89  

Таня замялась, вертя в пальцах холодный пузырек. Она не была уверена, что ей во всем хочется ясности. Неясность значительно более выгодная позиция, так как позволяет бесконечно раскачиваться и ровным счетом ничего не делать.

– А ты сам уже… ну это… понюхал? – спросила она.

– Да. Я успел вдохнуть ее запах, когда просидел у цветка всю ночь. И даже очень много успел вдохнуть, – утвердительно ответил Ванька.

– И..?

– И, как видишь, я здесь… – сказал Ванька просто.

Снизу послышались шаги. К ним кто-то поднимался.

– Ну?! Скоро вы там? – донесся издали нетерпеливый голос Медузии.

Хотя доцент Горгонова и была бессмертной, ждать она ненавидела.

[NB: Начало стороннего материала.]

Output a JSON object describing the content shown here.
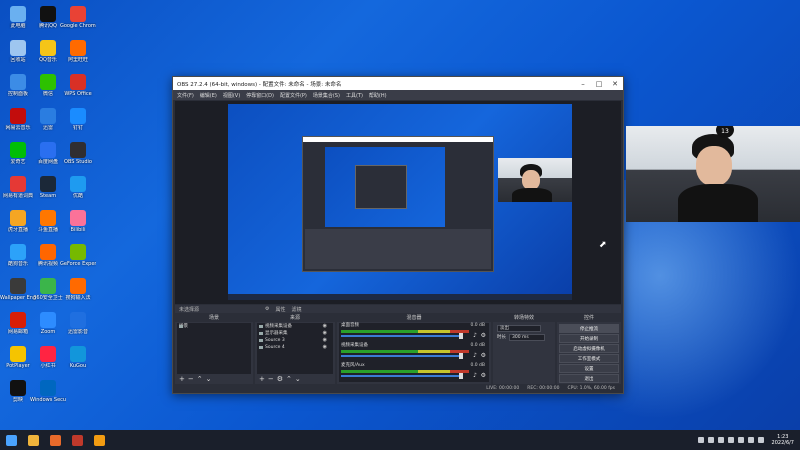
{
  "desktop": {
    "icons": [
      {
        "label": "此电脑",
        "color": "#6ab0f0"
      },
      {
        "label": "腾讯QQ",
        "color": "#111"
      },
      {
        "label": "Google Chrome",
        "color": "#e94235"
      },
      {
        "label": "回收站",
        "color": "#9ec6f0"
      },
      {
        "label": "QQ音乐",
        "color": "#f5c518"
      },
      {
        "label": "阿里旺旺",
        "color": "#ff6a00"
      },
      {
        "label": "控制面板",
        "color": "#3c8ce6"
      },
      {
        "label": "微信",
        "color": "#2dc100"
      },
      {
        "label": "WPS Office",
        "color": "#d93025"
      },
      {
        "label": "网易云音乐",
        "color": "#c20c0c"
      },
      {
        "label": "迅雷",
        "color": "#2a7de1"
      },
      {
        "label": "钉钉",
        "color": "#1a8cff"
      },
      {
        "label": "爱奇艺",
        "color": "#00be06"
      },
      {
        "label": "百度网盘",
        "color": "#2a6ff0"
      },
      {
        "label": "OBS Studio",
        "color": "#302e31"
      },
      {
        "label": "网易有道词典",
        "color": "#e53935"
      },
      {
        "label": "Steam",
        "color": "#1b2838"
      },
      {
        "label": "优酷",
        "color": "#1e9bf0"
      },
      {
        "label": "虎牙直播",
        "color": "#f5a623"
      },
      {
        "label": "斗鱼直播",
        "color": "#ff7700"
      },
      {
        "label": "Bilibili",
        "color": "#fb7299"
      },
      {
        "label": "酷狗音乐",
        "color": "#2ca2f9"
      },
      {
        "label": "腾讯视频",
        "color": "#ff6600"
      },
      {
        "label": "GeForce Experience",
        "color": "#76b900"
      },
      {
        "label": "Wallpaper Engine",
        "color": "#3a3a3a"
      },
      {
        "label": "360安全卫士",
        "color": "#3bb54a"
      },
      {
        "label": "搜狗输入法",
        "color": "#ff6a00"
      },
      {
        "label": "网易邮箱",
        "color": "#d81e06"
      },
      {
        "label": "Zoom",
        "color": "#2d8cff"
      },
      {
        "label": "迅雷影音",
        "color": "#1f6fe0"
      },
      {
        "label": "PotPlayer",
        "color": "#f5c400"
      },
      {
        "label": "小红书",
        "color": "#ff2442"
      },
      {
        "label": "KuGou",
        "color": "#1296db"
      },
      {
        "label": "剪映",
        "color": "#111111"
      },
      {
        "label": "Windows Security",
        "color": "#0067c0"
      }
    ]
  },
  "obs": {
    "title": "OBS 27.2.4 (64-bit, windows) - 配置文件: 未命名 - 场景: 未命名",
    "menu": [
      "文件(F)",
      "编辑(E)",
      "视图(V)",
      "停靠窗口(D)",
      "配置文件(P)",
      "场景集合(S)",
      "工具(T)",
      "帮助(H)"
    ],
    "docks_bar": [
      "未选择源",
      "属性",
      "滤镜"
    ],
    "scenes": {
      "header": "场景",
      "items": [
        "场景"
      ]
    },
    "sources": {
      "header": "来源",
      "items": [
        "视频采集设备",
        "显示器采集",
        "Source 3",
        "Source 4"
      ]
    },
    "mixer": {
      "header": "混音器",
      "tracks": [
        {
          "name": "桌面音频",
          "db": "0.0 dB"
        },
        {
          "name": "视频采集设备",
          "db": "0.0 dB"
        },
        {
          "name": "麦克风/Aux",
          "db": "0.0 dB"
        }
      ]
    },
    "transitions": {
      "header": "转场特效",
      "type": "淡出",
      "duration_label": "时长",
      "duration": "300 ms"
    },
    "controls": {
      "header": "控件",
      "buttons": [
        "停止推流",
        "开始录制",
        "启动虚拟摄像机",
        "工作室模式",
        "设置",
        "退出"
      ]
    },
    "status": {
      "live": "LIVE: 00:00:00",
      "rec": "REC: 00:00:00",
      "cpu": "CPU: 1.0%, 60.00 fps"
    }
  },
  "webcam": {
    "badge": "13"
  },
  "taskbar": {
    "apps": [
      {
        "name": "start",
        "color": "#4aa3ff"
      },
      {
        "name": "file-explorer",
        "color": "#f0b43c"
      },
      {
        "name": "app-orange",
        "color": "#e86a2b"
      },
      {
        "name": "obs",
        "color": "#c0392b"
      },
      {
        "name": "app-yellow",
        "color": "#f39c12"
      }
    ],
    "time": "1:23",
    "date": "2022/6/7"
  }
}
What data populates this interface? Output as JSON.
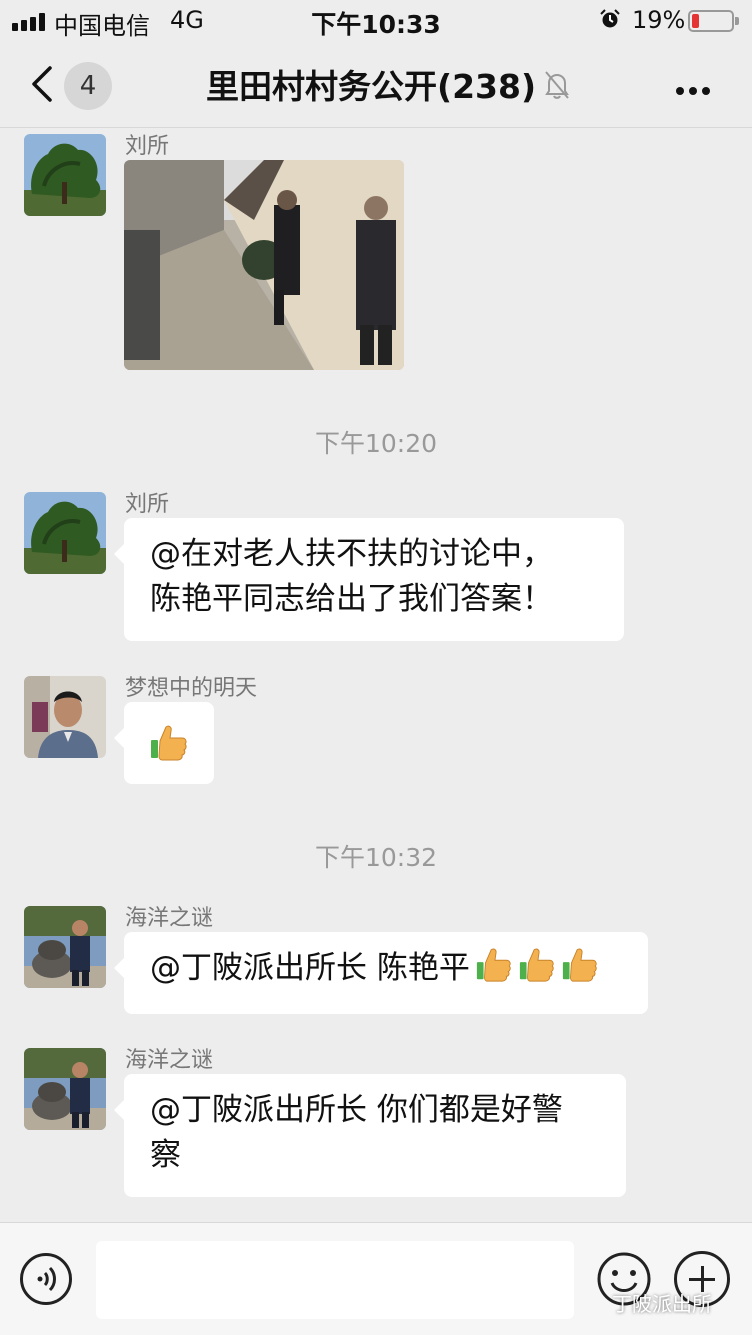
{
  "status_bar": {
    "carrier": "中国电信",
    "network": "4G",
    "time": "下午10:33",
    "battery": "19%",
    "battery_level": 0.19,
    "battery_color": "#e53333"
  },
  "nav": {
    "unread_count": "4",
    "title": "里田村村务公开(238)",
    "icons": [
      "back-arrow-icon",
      "mute-bell-icon",
      "more-icon"
    ]
  },
  "messages": [
    {
      "type": "image",
      "sender": "刘所",
      "image_desc": "street photo"
    },
    {
      "type": "time",
      "text": "下午10:20"
    },
    {
      "type": "text",
      "sender": "刘所",
      "lines": [
        "@在对老人扶不扶的讨论中，",
        "陈艳平同志给出了我们答案！"
      ]
    },
    {
      "type": "emoji",
      "sender": "梦想中的明天",
      "emoji": "thumbs-up"
    },
    {
      "type": "time",
      "text": "下午10:32"
    },
    {
      "type": "text",
      "sender": "海洋之谜",
      "text": "@丁陂派出所长 陈艳平",
      "emoji_count": 3
    },
    {
      "type": "text",
      "sender": "海洋之谜",
      "lines": [
        "@丁陂派出所长 你们都是好警",
        "察"
      ]
    }
  ],
  "input_bar": {
    "icons": [
      "voice-icon",
      "emoji-icon",
      "add-icon"
    ]
  },
  "watermark": "丁陂派出所",
  "colors": {
    "background": "#ededed",
    "bubble": "#ffffff",
    "thumb": "#f3b24f"
  }
}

Таня поняла, что пора спешить. Не размышляя, она ногтем большого пальца сковырнула крышку и поднесла пузырек к носу. Больше ничего и не потребовалось. Цветок внутри вспыхнул и, обратившись в розовый дымок, скользнул Тане в левую ноздрю и в правый глаз. Таня моргнула. Выпрямилась. Посмотрела на Ваньку и впервые в жизни увидела его таким, каким он был, во всей его целостности.

Разумеется, она знала его и прежде, но знала осколочно, фрагментами, во многом додумывая, не столько знала, сколько угадывала. Ей казалось, что она смотрела на него очень долго, хотя за это время доцент Горгонова успела пройти только пять ступенек.

– И? – спросил Ванька с беспокойством.

– Дай я пожму тебе лапу! Мне крайне приятно было общаться с таким разносторонним человеком! – сказала Таня и, улыбаясь, похлопала его по плечу.

Она любила Ваньку тугой, звенящей, как натянутая струна контрабаса, любовью. Только в этот миг она поняла, что такое истинная любовь. Это большая, светлая, все покрывающая, все прощающая, ничего не требующая взамен и готовая раствориться в другом радость. Радость, которая тем сильнее и могущественнее, чем меньше хочет взять и чем больше готова отдать.

В этой светлой радости окончательно растворилось то нездоровое, болезненное, доставляющее зудящую муку наваждение, которое связывало ее с Бейбарсовым.

Альбом жизни смело открылся на новой странице, вручив Тане палитру, полную ярких красок.

* * *

Спустившись в Битвенный Зал, они обнаружили там Поклепа и Тарараха. Между ними сидел сфинкс Мегар и чесал задней лапой шею, заросшую не то рыжим мехом, не то медным жестким волосом. Все было очень буднично. Тане чудилось, что все они собрались здесь для чего-то совершенно заурядного и каждодневного.

Ванька, впервые увидевший сфинкса, подумал, что от него пахнет давно не мытым львом. Хотя ему, с детства привыкшему к чистке клеток с хищниками, запах не показался отвратительным или резким.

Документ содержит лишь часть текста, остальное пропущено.